Difficulty rating: Easy

About LinkedIn Interview Reports

This question was reported by a candidate who interviewed at LinkedIn. LeakCode aggregates interview reports from 10+ sources, including 1Point3Acres, Glassdoor, LeetCode Discuss, Blind, Reddit, Indeed, and Nowcoder. Each report is translated where necessary, deduplicated against existing entries, and tagged by company, role, round type, and reporting date.

Use this question as one calibration data point, not a memorization target. Companies typically rotate their question pools every 2-4 months; the exact wording of a 2024 question may differ from what you encounter today. The underlying pattern, difficulty level, and follow-up depth at LinkedIn are the higher-signal extractions to take from this report.

For broader preparation context, the LinkedIn interview process typically includes a recruiter screen, one or two technical phone screens, and a 4-5 round on-site loop covering coding, system design (at L4+ levels), and behavioral. Reports tagged on LeakCode show the round-by-round distribution and typical difficulty calibration. To browse questions filtered by round type and seniority, use the company hub linked above.

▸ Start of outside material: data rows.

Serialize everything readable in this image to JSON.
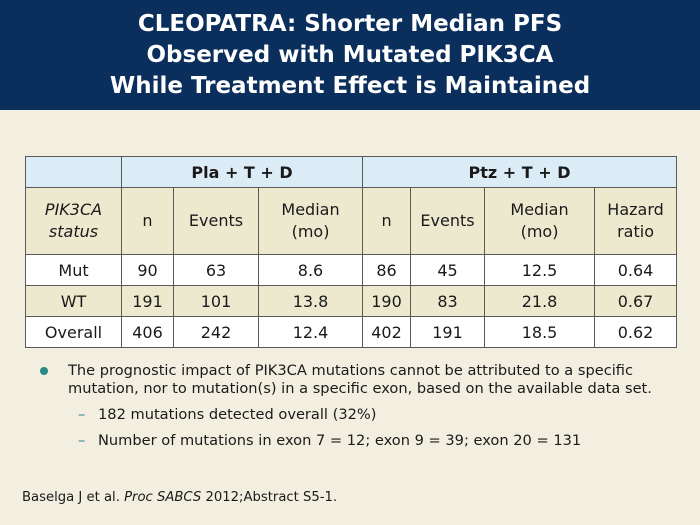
{
  "title": {
    "lines": [
      "CLEOPATRA: Shorter Median PFS",
      "Observed with Mutated PIK3CA",
      "While Treatment Effect is Maintained"
    ]
  },
  "table": {
    "group_headers": [
      "Pla + T + D",
      "Ptz + T + D"
    ],
    "status_header": [
      "PIK3CA",
      "status"
    ],
    "sub_headers": {
      "pla": [
        [
          "n"
        ],
        [
          "Events"
        ],
        [
          "Median",
          "(mo)"
        ]
      ],
      "ptz": [
        [
          "n"
        ],
        [
          "Events"
        ],
        [
          "Median",
          "(mo)"
        ],
        [
          "Hazard",
          "ratio"
        ]
      ]
    },
    "rows": [
      {
        "status": "Mut",
        "cells": [
          "90",
          "63",
          "8.6",
          "86",
          "45",
          "12.5",
          "0.64"
        ]
      },
      {
        "status": "WT",
        "cells": [
          "191",
          "101",
          "13.8",
          "190",
          "83",
          "21.8",
          "0.67"
        ]
      },
      {
        "status": "Overall",
        "cells": [
          "406",
          "242",
          "12.4",
          "402",
          "191",
          "18.5",
          "0.62"
        ]
      }
    ]
  },
  "bullets": {
    "main": "The prognostic impact of PIK3CA mutations cannot be attributed to a specific mutation, nor to mutation(s) in a specific exon, based on the available data set.",
    "sub": [
      "182 mutations detected overall (32%)",
      "Number of mutations in exon 7 = 12; exon 9 = 39; exon 20 = 131"
    ],
    "dash": "–"
  },
  "citation": {
    "prefix": "Baselga J et al. ",
    "journal": "Proc SABCS",
    "suffix": " 2012;Abstract S5-1."
  }
}
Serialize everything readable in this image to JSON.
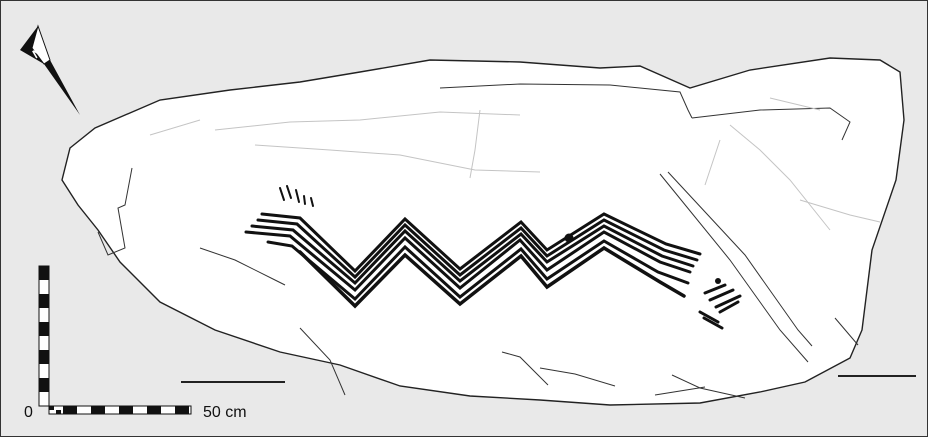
{
  "scale": {
    "start_label": "0",
    "end_label": "50 cm"
  },
  "colors": {
    "background": "#e9e9e9",
    "rock": "#ffffff",
    "ink": "#111111",
    "crack": "#bdbdbd"
  },
  "icons": {
    "north_arrow": "north-arrow-icon"
  }
}
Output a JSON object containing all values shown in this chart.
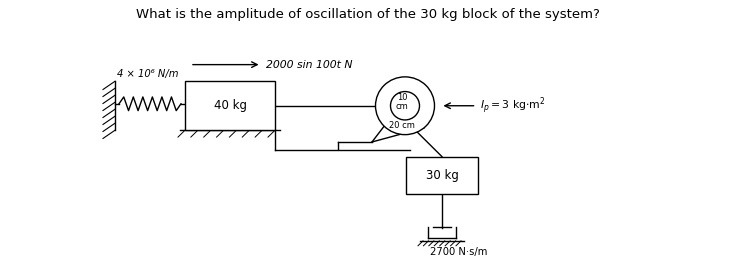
{
  "title": "What is the amplitude of oscillation of the 30 kg block of the system?",
  "title_fontsize": 9.5,
  "bg_color": "#ffffff",
  "spring_label": "4 × 10⁶ N/m",
  "block40_label": "40 kg",
  "force_label": "2000 sin 100t N",
  "block30_label": "30 kg",
  "damper_label": "2700 N·s/m",
  "inertia_label": "I_p = 3 kg·m²",
  "inner_label": "10\ncm",
  "outer_label": "20 cm",
  "xlim": [
    0,
    7.37
  ],
  "ylim": [
    0,
    2.58
  ]
}
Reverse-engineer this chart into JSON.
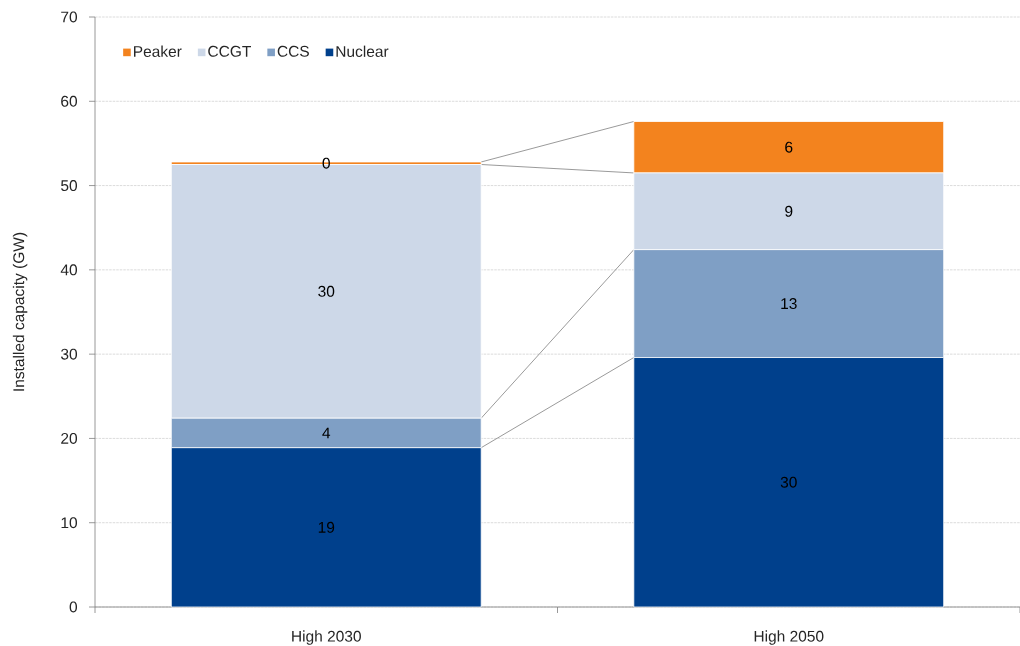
{
  "chart_data": {
    "type": "bar",
    "stacked": true,
    "ylabel": "Installed capacity (GW)",
    "categories": [
      "High 2030",
      "High 2050"
    ],
    "series": [
      {
        "name": "Nuclear",
        "color": "#00408C",
        "values": [
          18.9,
          29.6
        ],
        "value_labels": [
          "19",
          "30"
        ]
      },
      {
        "name": "CCS",
        "color": "#7F9FC5",
        "values": [
          3.5,
          12.8
        ],
        "value_labels": [
          "4",
          "13"
        ]
      },
      {
        "name": "CCGT",
        "color": "#CDD8E8",
        "values": [
          30.1,
          9.1
        ],
        "value_labels": [
          "30",
          "9"
        ]
      },
      {
        "name": "Peaker",
        "color": "#F3831E",
        "values": [
          0.3,
          6.1
        ],
        "value_labels": [
          "0",
          "6"
        ]
      }
    ],
    "ylim": [
      0,
      70
    ],
    "yticks": [
      0,
      10,
      20,
      30,
      40,
      50,
      60,
      70
    ],
    "grid": "y",
    "legend": "top left"
  }
}
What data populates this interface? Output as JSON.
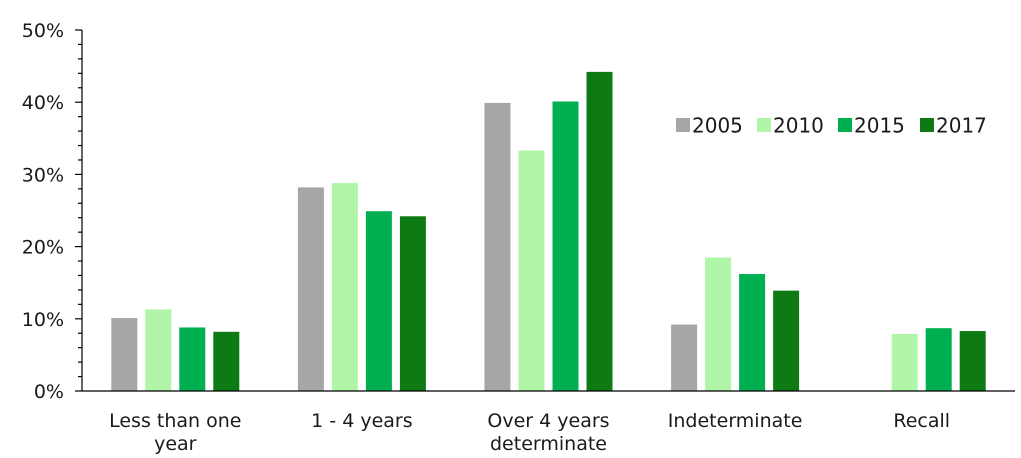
{
  "chart_data": {
    "type": "bar",
    "title": "",
    "xlabel": "",
    "ylabel": "",
    "ylim": [
      0,
      50
    ],
    "y_tick_values": [
      0,
      10,
      20,
      30,
      40,
      50
    ],
    "y_tick_labels": [
      "0%",
      "10%",
      "20%",
      "30%",
      "40%",
      "50%"
    ],
    "grid": false,
    "legend_position": "right, upper-middle",
    "categories": [
      [
        "Less than one",
        "year"
      ],
      [
        "1 - 4 years"
      ],
      [
        "Over 4 years",
        "determinate"
      ],
      [
        "Indeterminate"
      ],
      [
        "Recall"
      ]
    ],
    "series": [
      {
        "name": "2005",
        "color": "#a6a6a6",
        "values": [
          10.1,
          28.2,
          39.9,
          9.2,
          null
        ]
      },
      {
        "name": "2010",
        "color": "#b0f5a8",
        "values": [
          11.3,
          28.8,
          33.3,
          18.5,
          7.9
        ]
      },
      {
        "name": "2015",
        "color": "#00b050",
        "values": [
          8.8,
          24.9,
          40.1,
          16.2,
          8.7
        ]
      },
      {
        "name": "2017",
        "color": "#0e7a14",
        "values": [
          8.2,
          24.2,
          44.2,
          13.9,
          8.3
        ]
      }
    ]
  }
}
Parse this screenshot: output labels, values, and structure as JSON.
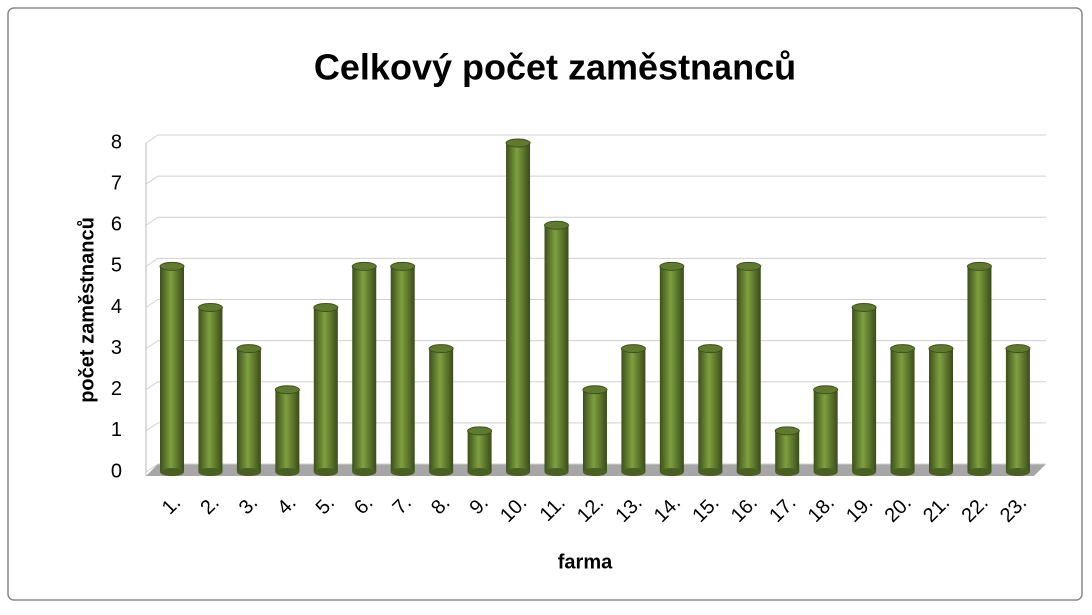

How To Practice This Type of Question

Solve similar problems on LeetCode under timed conditions (25-35 minutes per medium difficulty). The goal is pattern recognition: recognize the underlying technique (sliding window, two-pointer, BFS, memoized recursion, etc.) within 60-90 seconds of reading. Strong candidates verbalize their hypothesis out loud before coding, then iterate based on feedback. Weak candidates dive into implementation immediately, lose time on the wrong approach, and run out of time for follow-ups.

Companies update their question pools every 2-4 months. The exact wording of any given question may have been retired by the time you interview. Focus your prep on the pattern, not the specific problem. The patterns that appear in LinkedIn reports consistently are the ones worth investing in; one-off niche problems are not.

During Your LinkedIn Round

Apply the standard interview round template: clarify requirements (2-3 minutes), state your approach out loud and confirm direction with the interviewer (3-5 minutes), code with narration (15-25 minutes), test with concrete examples including edge cases (5 minutes), discuss optimization or trade-offs if time permits (5 minutes). This template is universally accepted across FAANG and adjacent companies; deviating from it produces weaker interviewer feedback signal.

The single most predictive failure mode in LinkedIn reports tagged "no hire": not asking clarifying questions. Interviewers are explicitly trained to weight this. Strong candidates ask 3-5 clarifying questions even on problems that look obvious; weak candidates dive into code immediately. The clarifying-question check is often the first signal recorded in the interviewer's written notes.